Migrando do Open Source para o DefectDojo Pro autogerenciado (Pro)

Esta página descreve como mover os dados de uma instância open source do DefectDojo para uma implantação autogerenciada do DefectDojo Pro.

Os exemplos usam a Amazon Web Services, com Docker Compose no EC2 ou Kubernetes no EKS, e o banco de dados no Amazon RDS para PostgreSQL. Essa é a combinação em relação à qual este procedimento foi validado. A mesma sequência se aplica a outros provedores que oferecem PostgreSQL gerenciado e capacidade computacional equivalente, e a hardware on-premise, alterando os comandos específicos do provedor conforme necessário.

Como você hospeda a implantação, seus dados permanecem dentro do seu próprio ambiente durante toda a migração. Você executa a exportação e a restauração, e o suporte do DefectDojo pode ajudar em qualquer etapa. Se a sua instância do DefectDojo Pro for hospedada na nuvem pelo DefectDojo, em vez de autogerenciada, entre em contato com , pois nesse caso é a equipe do DefectDojo que realiza a restauração para você.

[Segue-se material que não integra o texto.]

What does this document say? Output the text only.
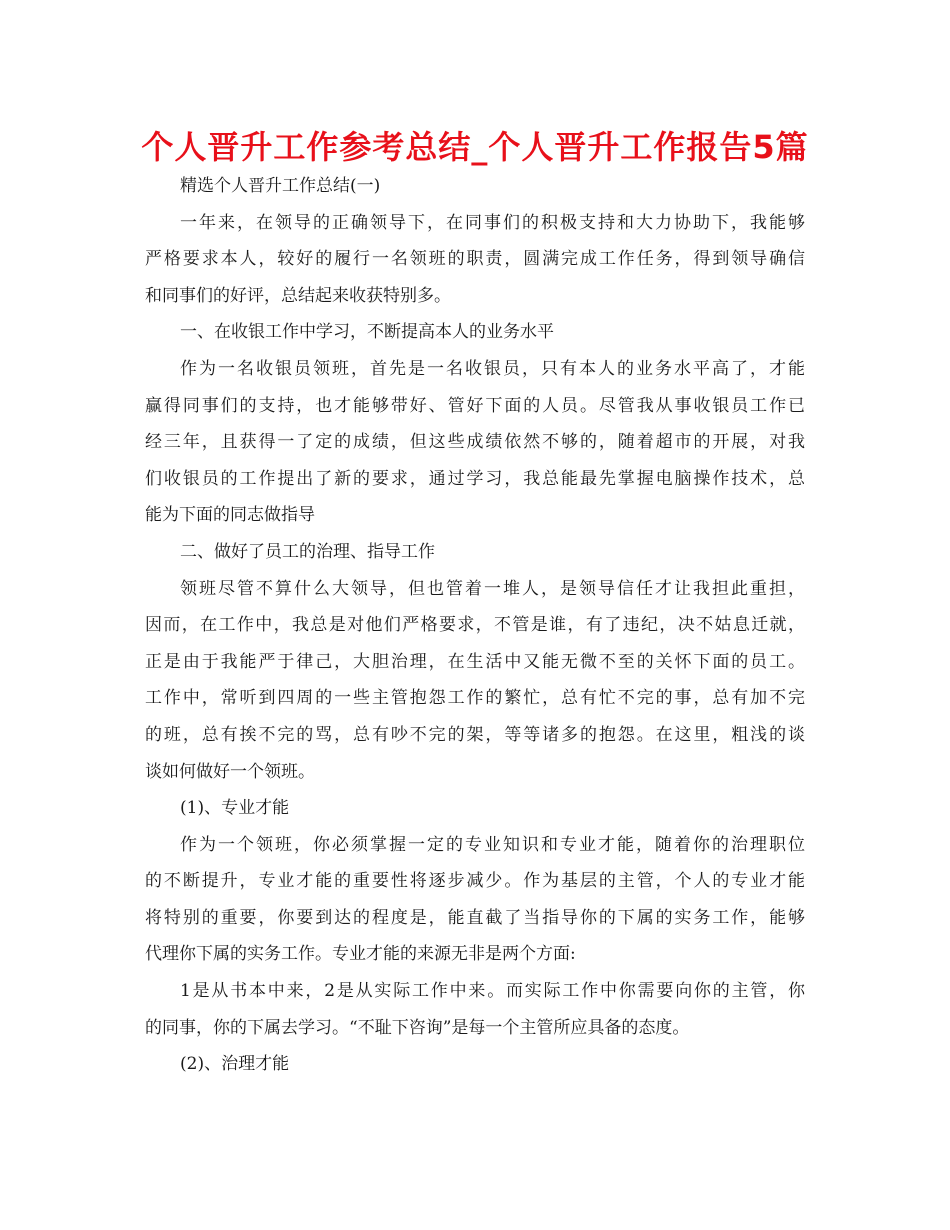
个人晋升工作参考总结_个人晋升工作报告5篇
精选个人晋升工作总结(一)
一年来，在领导的正确领导下，在同事们的积极支持和大力协助下，我能够
严格要求本人，较好的履行一名领班的职责，圆满完成工作任务，得到领导确信
和同事们的好评，总结起来收获特别多。
一、在收银工作中学习，不断提高本人的业务水平
作为一名收银员领班，首先是一名收银员，只有本人的业务水平高了，才能
赢得同事们的支持，也才能够带好、管好下面的人员。尽管我从事收银员工作已
经三年，且获得一了定的成绩，但这些成绩依然不够的，随着超市的开展，对我
们收银员的工作提出了新的要求，通过学习，我总能最先掌握电脑操作技术，总
能为下面的同志做指导
二、做好了员工的治理、指导工作
领班尽管不算什么大领导，但也管着一堆人，是领导信任才让我担此重担，
因而，在工作中，我总是对他们严格要求，不管是谁，有了违纪，决不姑息迁就，
正是由于我能严于律己，大胆治理，在生活中又能无微不至的关怀下面的员工。
工作中，常听到四周的一些主管抱怨工作的繁忙，总有忙不完的事，总有加不完
的班，总有挨不完的骂，总有吵不完的架，等等诸多的抱怨。在这里，粗浅的谈
谈如何做好一个领班。
(1)、专业才能
作为一个领班，你必须掌握一定的专业知识和专业才能，随着你的治理职位
的不断提升，专业才能的重要性将逐步减少。作为基层的主管，个人的专业才能
将特别的重要，你要到达的程度是，能直截了当指导你的下属的实务工作，能够
代理你下属的实务工作。专业才能的来源无非是两个方面:
1是从书本中来，2是从实际工作中来。而实际工作中你需要向你的主管，你
的同事，你的下属去学习。“不耻下咨询”是每一个主管所应具备的态度。
(2)、治理才能
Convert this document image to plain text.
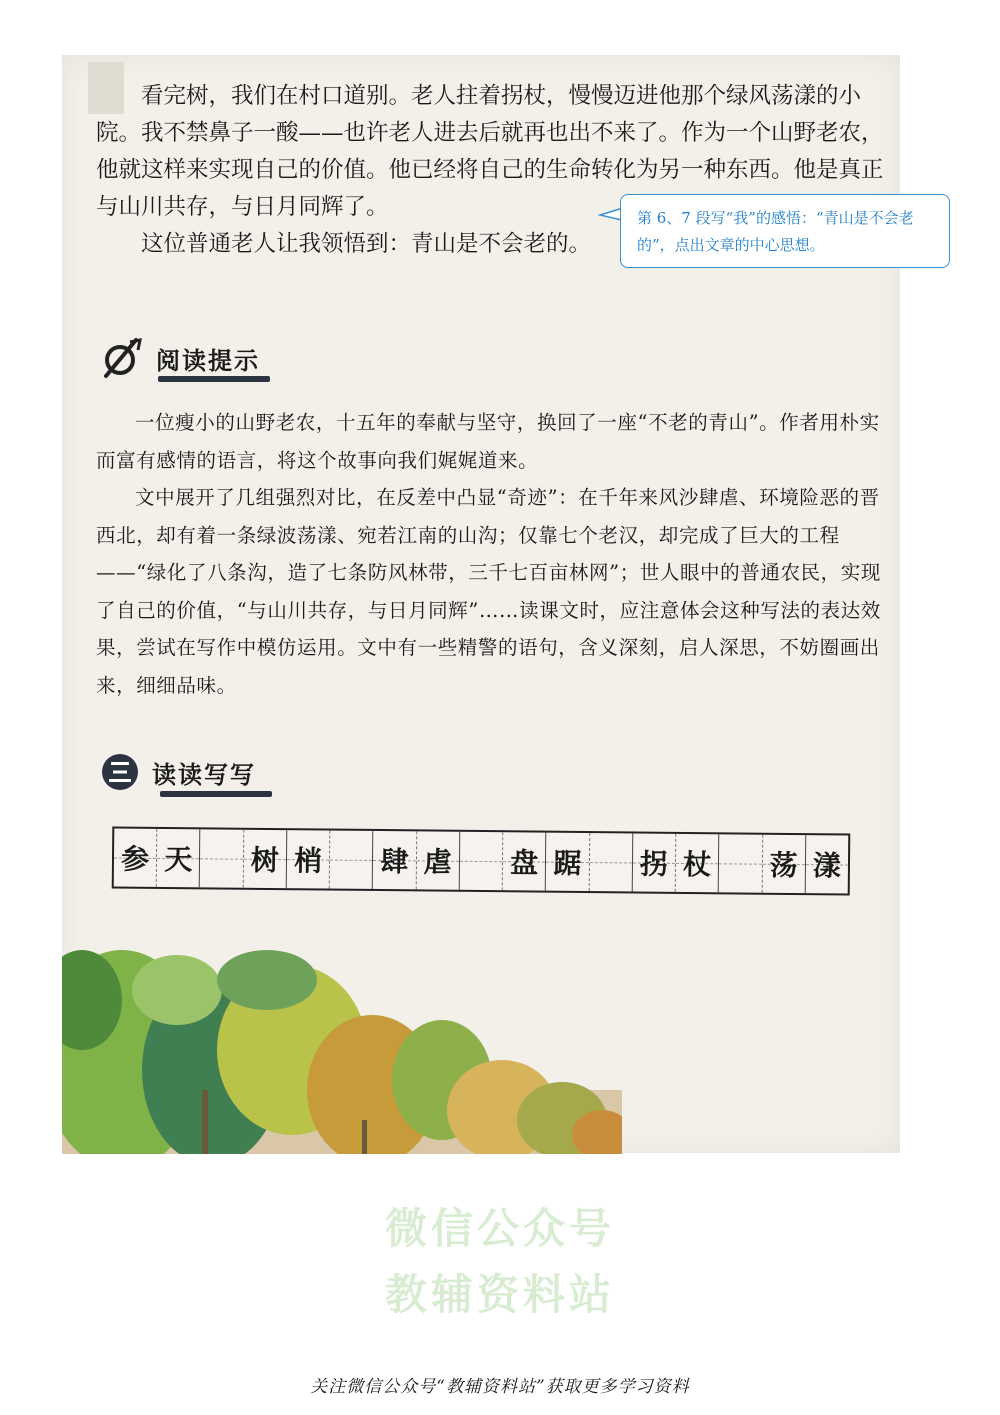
看完树，我们在村口道别。老人拄着拐杖，慢慢迈进他那个绿风荡漾的小院。我不禁鼻子一酸——也许老人进去后就再也出不来了。作为一个山野老农，他就这样来实现自己的价值。他已经将自己的生命转化为另一种东西。他是真正与山川共存，与日月同辉了。

这位普通老人让我领悟到：青山是不会老的。

第 6、7 段写“我”的感悟：“青山是不会老的”，点出文章的中心思想。
阅读提示

一位瘦小的山野老农，十五年的奉献与坚守，换回了一座“不老的青山”。作者用朴实而富有感情的语言，将这个故事向我们娓娓道来。

文中展开了几组强烈对比，在反差中凸显“奇迹”：在千年来风沙肆虐、环境险恶的晋西北，却有着一条绿波荡漾、宛若江南的山沟；仅靠七个老汉，却完成了巨大的工程——“绿化了八条沟，造了七条防风林带，三千七百亩林网”；世人眼中的普通农民，实现了自己的价值，“与山川共存，与日月同辉”……读课文时，应注意体会这种写法的表达效果，尝试在写作中模仿运用。文中有一些精警的语句，含义深刻，启人深思，不妨圈画出来，细细品味。

读读写写
参 天 树 梢 肆 虐 盘 踞 拐 杖 荡 漾
微信公众号
教辅资料站
关注微信公众号“教辅资料站”获取更多学习资料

Em linhas gerais, você exporta o banco de dados e os arquivos de mídia da instância open source, os restaura no banco de dados e no armazenamento usados pela sua implantação do Pro, aponta o Pro para o banco de dados restaurado e, em seguida, valida o resultado.

Antes de começar

Confirme os itens a seguir antes de exportar qualquer coisa.

Seu mecanismo de banco de dados. O DefectDojo é compatível com PostgreSQL. O suporte a MySQL foi descontinuado e depois removido na versão 2.37.0, portanto uma instância mais antiga ainda rodando em MySQL precisa ser convertida para PostgreSQL antes de ser migrada. Entre em contato com o suporte se este for o seu caso.

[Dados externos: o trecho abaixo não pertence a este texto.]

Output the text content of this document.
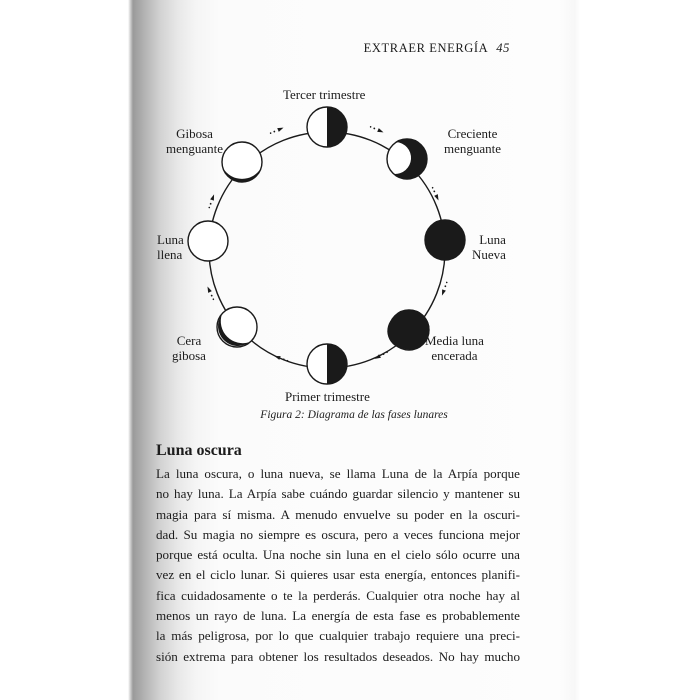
EXTRAER ENERGÍA 45
Tercer trimestre
Creciente
menguante
Luna
Nueva
Media luna
encerada
Primer trimestre
Cera
gibosa
Luna
llena
Gibosa
menguante
Figura 2: Diagrama de las fases lunares
Luna oscura

La luna oscura, o luna nueva, se llama Luna de la Arpía porque
no hay luna. La Arpía sabe cuándo guardar silencio y mantener su
magia para sí misma. A menudo envuelve su poder en la oscuri-
dad. Su magia no siempre es oscura, pero a veces funciona mejor
porque está oculta. Una noche sin luna en el cielo sólo ocurre una
vez en el ciclo lunar. Si quieres usar esta energía, entonces planifi-
fica cuidadosamente o te la perderás. Cualquier otra noche hay al
menos un rayo de luna. La energía de esta fase es probablemente
la más peligrosa, por lo que cualquier trabajo requiere una preci-
sión extrema para obtener los resultados deseados. No hay mucho
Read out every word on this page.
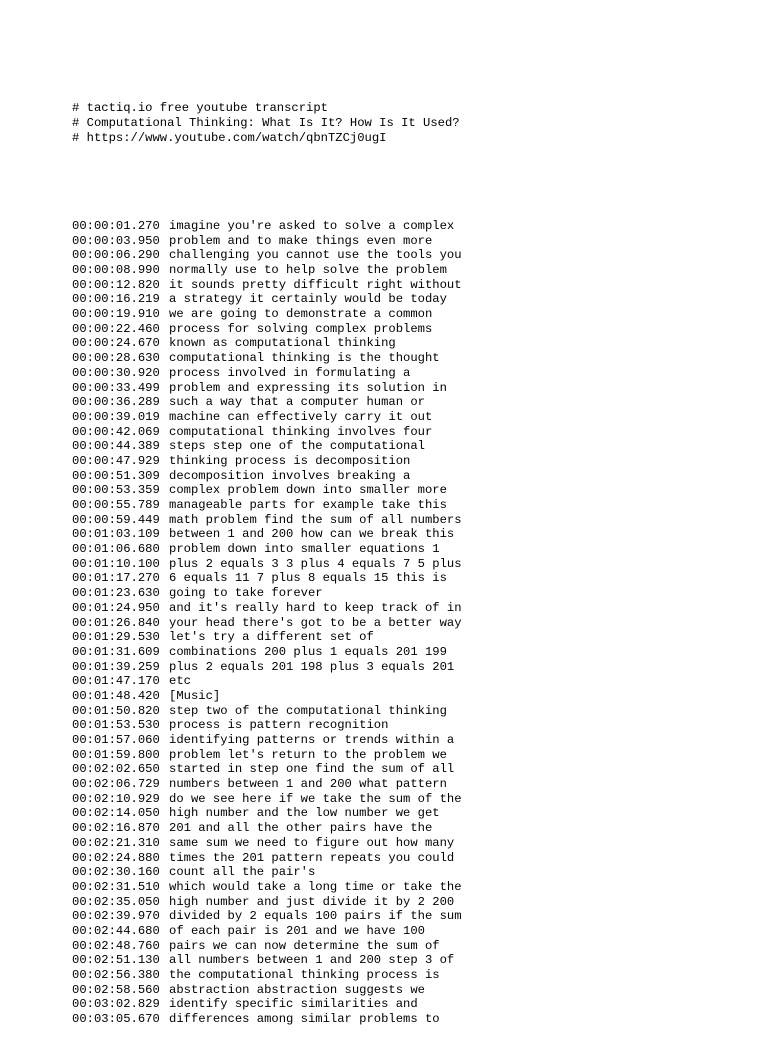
# tactiq.io free youtube transcript
# Computational Thinking: What Is It? How Is It Used?
# https://www.youtube.com/watch/qbnTZCj0ugI

00:00:01.270 imagine you're asked to solve a complex
00:00:03.950 problem and to make things even more
00:00:06.290 challenging you cannot use the tools you
00:00:08.990 normally use to help solve the problem
00:00:12.820 it sounds pretty difficult right without
00:00:16.219 a strategy it certainly would be today
00:00:19.910 we are going to demonstrate a common
00:00:22.460 process for solving complex problems
00:00:24.670 known as computational thinking
00:00:28.630 computational thinking is the thought
00:00:30.920 process involved in formulating a
00:00:33.499 problem and expressing its solution in
00:00:36.289 such a way that a computer human or
00:00:39.019 machine can effectively carry it out
00:00:42.069 computational thinking involves four
00:00:44.389 steps step one of the computational
00:00:47.929 thinking process is decomposition
00:00:51.309 decomposition involves breaking a
00:00:53.359 complex problem down into smaller more
00:00:55.789 manageable parts for example take this
00:00:59.449 math problem find the sum of all numbers
00:01:03.109 between 1 and 200 how can we break this
00:01:06.680 problem down into smaller equations 1
00:01:10.100 plus 2 equals 3 3 plus 4 equals 7 5 plus
00:01:17.270 6 equals 11 7 plus 8 equals 15 this is
00:01:23.630 going to take forever
00:01:24.950 and it's really hard to keep track of in
00:01:26.840 your head there's got to be a better way
00:01:29.530 let's try a different set of
00:01:31.609 combinations 200 plus 1 equals 201 199
00:01:39.259 plus 2 equals 201 198 plus 3 equals 201
00:01:47.170 etc
00:01:48.420 [Music]
00:01:50.820 step two of the computational thinking
00:01:53.530 process is pattern recognition
00:01:57.060 identifying patterns or trends within a
00:01:59.800 problem let's return to the problem we
00:02:02.650 started in step one find the sum of all
00:02:06.729 numbers between 1 and 200 what pattern
00:02:10.929 do we see here if we take the sum of the
00:02:14.050 high number and the low number we get
00:02:16.870 201 and all the other pairs have the
00:02:21.310 same sum we need to figure out how many
00:02:24.880 times the 201 pattern repeats you could
00:02:30.160 count all the pair's
00:02:31.510 which would take a long time or take the
00:02:35.050 high number and just divide it by 2 200
00:02:39.970 divided by 2 equals 100 pairs if the sum
00:02:44.680 of each pair is 201 and we have 100
00:02:48.760 pairs we can now determine the sum of
00:02:51.130 all numbers between 1 and 200 step 3 of
00:02:56.380 the computational thinking process is
00:02:58.560 abstraction abstraction suggests we
00:03:02.829 identify specific similarities and
00:03:05.670 differences among similar problems to
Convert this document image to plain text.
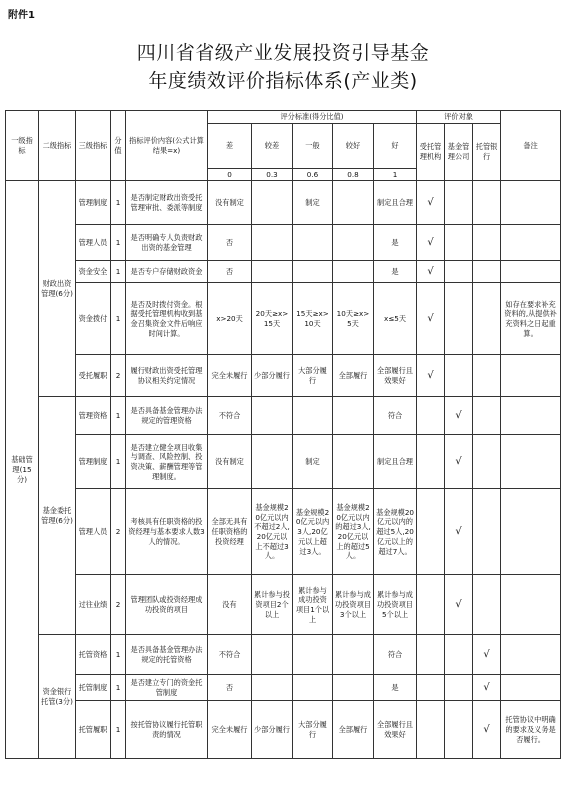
附件1
四川省省级产业发展投资引导基金
年度绩效评价指标体系(产业类)
一级指标	二级指标	三级指标	分值	指标评价内容(公式计算结果=x)	评分标准(得分比值)					评价对象			备注
					差	较差	一般	较好	好	受托管理机构	基金管理公司	托管银行	
					0	0.3	0.6	0.8	1				
基础管理(15分)	财政出资管理(6分)	管理制度	1	是否制定财政出资受托管理审批、委派等制度	没有制定		制定		制定且合理	√			
		管理人员	1	是否明确专人负责财政出资的基金管理	否				是	√			
		资金安全	1	是否专户存储财政资金	否				是	√			
		资金拨付	1	是否及时拨付资金。根据受托管理机构收到基金召集资金文件后响应时间计算。	x>20天	20天≥x>15天	15天≥x>10天	10天≥x>5天	x≤5天	√			如存在要求补充资料的,从提供补充资料之日起重算。
		受托履职	2	履行财政出资受托管理协议相关约定情况	完全未履行	少部分履行	大部分履行	全部履行	全部履行且效果好	√			
	基金委托管理(6分)	管理资格	1	是否具备基金管理办法规定的管理资格	不符合				符合		√		
		管理制度	1	是否建立健全项目收集与调查、风险控制、投资决策、薪酬管理等管理制度。	没有制定		制定		制定且合理		√		
		管理人员	2	考核具有任职资格的投资经理与基本要求人数3人的情况。	全部无具有任职资格的投资经理	基金规模20亿元以内不超过2人,20亿元以上不超过3人。	基金规模20亿元以内3人,20亿元以上超过3人。	基金规模20亿元以内的超过3人,20亿元以上的超过5人。	基金规模20亿元以内的超过5人,20亿元以上的超过7人。		√		
		过往业绩	2	管理团队或投资经理成功投资的项目	没有	累计参与投资项目2个以上	累计参与成功投资项目1个以上	累计参与成功投资项目3个以上	累计参与成功投资项目5个以上		√		
	资金银行托管(3分)	托管资格	1	是否具备基金管理办法规定的托管资格	不符合				符合			√	
		托管制度	1	是否建立专门的资金托管制度	否				是			√	
		托管履职	1	按托管协议履行托管职责的情况	完全未履行	少部分履行	大部分履行	全部履行	全部履行且效果好			√	托管协议中明确的要求及义务是否履行。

Onde seu banco de dados é executado. Pode ser um container da configuração padrão do Docker Compose, ou um serviço separado no mesmo host, em outra VM, ou em um serviço gerenciado como Amazon RDS ou Cloud SQL. O comando de exportação varia dependendo de qual dos dois é o seu caso.

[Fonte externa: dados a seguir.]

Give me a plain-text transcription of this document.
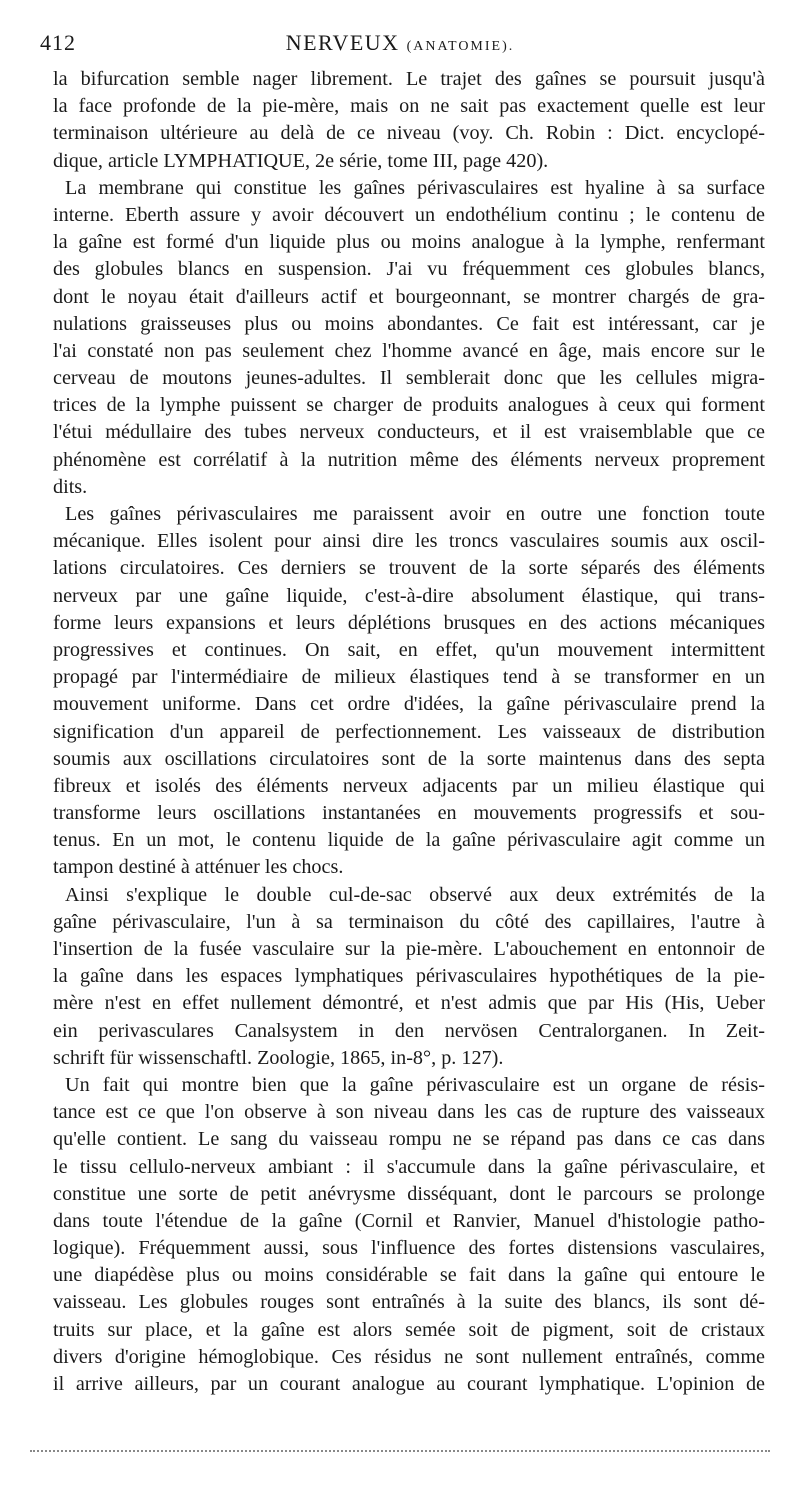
412	NERVEUX (ANATOMIE).
la bifurcation semble nager librement. Le trajet des gaînes se poursuit jusqu'à
la face profonde de la pie-mère, mais on ne sait pas exactement quelle est leur
terminaison ultérieure au delà de ce niveau (voy. Ch. Robin : Dict. encyclopé-
dique, article LYMPHATIQUE, 2e série, tome III, page 420).
La membrane qui constitue les gaînes périvasculaires est hyaline à sa surface
interne. Eberth assure y avoir découvert un endothélium continu ; le contenu de
la gaîne est formé d'un liquide plus ou moins analogue à la lymphe, renfermant
des globules blancs en suspension. J'ai vu fréquemment ces globules blancs,
dont le noyau était d'ailleurs actif et bourgeonnant, se montrer chargés de gra-
nulations graisseuses plus ou moins abondantes. Ce fait est intéressant, car je
l'ai constaté non pas seulement chez l'homme avancé en âge, mais encore sur le
cerveau de moutons jeunes-adultes. Il semblerait donc que les cellules migra-
trices de la lymphe puissent se charger de produits analogues à ceux qui forment
l'étui médullaire des tubes nerveux conducteurs, et il est vraisemblable que ce
phénomène est corrélatif à la nutrition même des éléments nerveux proprement
dits.
Les gaînes périvasculaires me paraissent avoir en outre une fonction toute
mécanique. Elles isolent pour ainsi dire les troncs vasculaires soumis aux oscil-
lations circulatoires. Ces derniers se trouvent de la sorte séparés des éléments
nerveux par une gaîne liquide, c'est-à-dire absolument élastique, qui trans-
forme leurs expansions et leurs déplétions brusques en des actions mécaniques
progressives et continues. On sait, en effet, qu'un mouvement intermittent
propagé par l'intermédiaire de milieux élastiques tend à se transformer en un
mouvement uniforme. Dans cet ordre d'idées, la gaîne périvasculaire prend la
signification d'un appareil de perfectionnement. Les vaisseaux de distribution
soumis aux oscillations circulatoires sont de la sorte maintenus dans des septa
fibreux et isolés des éléments nerveux adjacents par un milieu élastique qui
transforme leurs oscillations instantanées en mouvements progressifs et sou-
tenus. En un mot, le contenu liquide de la gaîne périvasculaire agit comme un
tampon destiné à atténuer les chocs.
Ainsi s'explique le double cul-de-sac observé aux deux extrémités de la
gaîne périvasculaire, l'un à sa terminaison du côté des capillaires, l'autre à
l'insertion de la fusée vasculaire sur la pie-mère. L'abouchement en entonnoir de
la gaîne dans les espaces lymphatiques périvasculaires hypothétiques de la pie-
mère n'est en effet nullement démontré, et n'est admis que par His (His, Ueber
ein perivasculares Canalsystem in den nervösen Centralorganen. In Zeit-
schrift für wissenschaftl. Zoologie, 1865, in-8°, p. 127).
Un fait qui montre bien que la gaîne périvasculaire est un organe de résis-
tance est ce que l'on observe à son niveau dans les cas de rupture des vaisseaux
qu'elle contient. Le sang du vaisseau rompu ne se répand pas dans ce cas dans
le tissu cellulo-nerveux ambiant : il s'accumule dans la gaîne périvasculaire, et
constitue une sorte de petit anévrysme disséquant, dont le parcours se prolonge
dans toute l'étendue de la gaîne (Cornil et Ranvier, Manuel d'histologie patho-
logique). Fréquemment aussi, sous l'influence des fortes distensions vasculaires,
une diapédèse plus ou moins considérable se fait dans la gaîne qui entoure le
vaisseau. Les globules rouges sont entraînés à la suite des blancs, ils sont dé-
truits sur place, et la gaîne est alors semée soit de pigment, soit de cristaux
divers d'origine hémoglobique. Ces résidus ne sont nullement entraînés, comme
il arrive ailleurs, par un courant analogue au courant lymphatique. L'opinion de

Sua versão open source. Encontre-a no rodapé da interface, ou a partir das tags de implantação e das versões de imagem. Todos os releases 2.x podem ser migrados com este procedimento. Se você estiver rodando a 3.0.0, 3.0.1, 3.0.2 ou 3.0.100, faça upgrade para a 3.0.200 ou posterior antes de começar. Revise as notas de upgrade de cada versão entre a sua versão atual e a versão para a qual você vai atualizar.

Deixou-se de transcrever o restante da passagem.